Ich möchte, dass ihr wisst, dass die wiederholte Verweigerung der syrischen Regierung und all die anderen Schwierigkeiten niemals unsere Entschlossenheit schmälern werden, eure Arbeit zu unterstützen. Wir wissen, wie wichtig eure Arbeit ist, wo auch immer ihr jetzt seid, ob weiterhin in Ost-Ghouta oder anderswo in Syrien. Wir werden weiter versuchen, Zugang zu den Gebieten zu bekommen, in denen die medizinische und humanitäre Hilfe am dringendsten notwendig ist. Wir werden unser Bestes tun, euch dabei zu unterstützen, Menschenleben zu retten. Trotz unseres extrem reduzierten Zugangs werden wir euch weiterhin jede noch mögliche fachliche und moralische Unterstützung zukommen lassen. Wenn auch durch das Ausmaß der Brutalität die Menschlichkeit kaum mehr sichtbar ist, seid ihr der Grund, warum ein Teil davon noch lebendig ist.

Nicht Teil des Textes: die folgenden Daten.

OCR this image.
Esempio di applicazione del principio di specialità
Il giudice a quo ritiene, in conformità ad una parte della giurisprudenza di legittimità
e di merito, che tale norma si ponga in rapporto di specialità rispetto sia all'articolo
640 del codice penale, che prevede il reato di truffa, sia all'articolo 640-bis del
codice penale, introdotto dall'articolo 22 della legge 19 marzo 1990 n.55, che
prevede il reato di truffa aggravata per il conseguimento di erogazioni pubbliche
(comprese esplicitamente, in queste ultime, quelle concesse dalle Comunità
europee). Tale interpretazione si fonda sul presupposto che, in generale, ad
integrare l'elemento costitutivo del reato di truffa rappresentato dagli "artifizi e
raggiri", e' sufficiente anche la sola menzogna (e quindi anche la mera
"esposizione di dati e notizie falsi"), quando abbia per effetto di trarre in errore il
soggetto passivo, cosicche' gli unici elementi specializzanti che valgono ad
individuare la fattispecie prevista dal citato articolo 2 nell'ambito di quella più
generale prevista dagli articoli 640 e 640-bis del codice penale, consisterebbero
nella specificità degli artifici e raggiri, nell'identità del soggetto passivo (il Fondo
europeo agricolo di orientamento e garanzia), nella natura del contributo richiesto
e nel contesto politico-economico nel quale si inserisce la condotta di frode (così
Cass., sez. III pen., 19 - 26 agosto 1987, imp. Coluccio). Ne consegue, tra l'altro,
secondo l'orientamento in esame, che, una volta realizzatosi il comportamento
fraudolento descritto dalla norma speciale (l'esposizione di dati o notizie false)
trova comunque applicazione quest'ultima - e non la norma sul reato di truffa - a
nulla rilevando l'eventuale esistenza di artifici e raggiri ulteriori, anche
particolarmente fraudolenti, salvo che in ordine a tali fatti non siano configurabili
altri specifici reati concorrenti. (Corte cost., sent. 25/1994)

Ärzte ohne Grenzen unterstützt seit 2013 medizinische Einrichtungen in Ost-Ghouta aus der Ferne. Zu Beginn der jüngsten Offensive unterstützte die Organisation in dem Gebiet 20 medizinische Einrichtungen. Die Unterstützung wird durch die Lieferung von medizinischem Material und finanziell bei den Gehältern von medizinischem Personal geleistet; zudem durch medizinische und Management-Expertise wie z.B. im Umgang mit Masseneinlieferungen von Verletzten.

Ärzte ohne Grenzen ist nicht in Gebieten aktiv, die vom so genannten Islamischen Staat kontrolliert werden, da von dessen Führung keine Sicherheit gewährleistet wird. Auch in den von der Regierung kontrollierten Gebieten sind wir nicht aktiv, da uns bis heute keine Erlaubnis erteilt wurde. Um unsere politische Unabhängigkeit zu gewährleisten, nehmen wir keine Regierungsmittel für die Arbeit in Syrien an.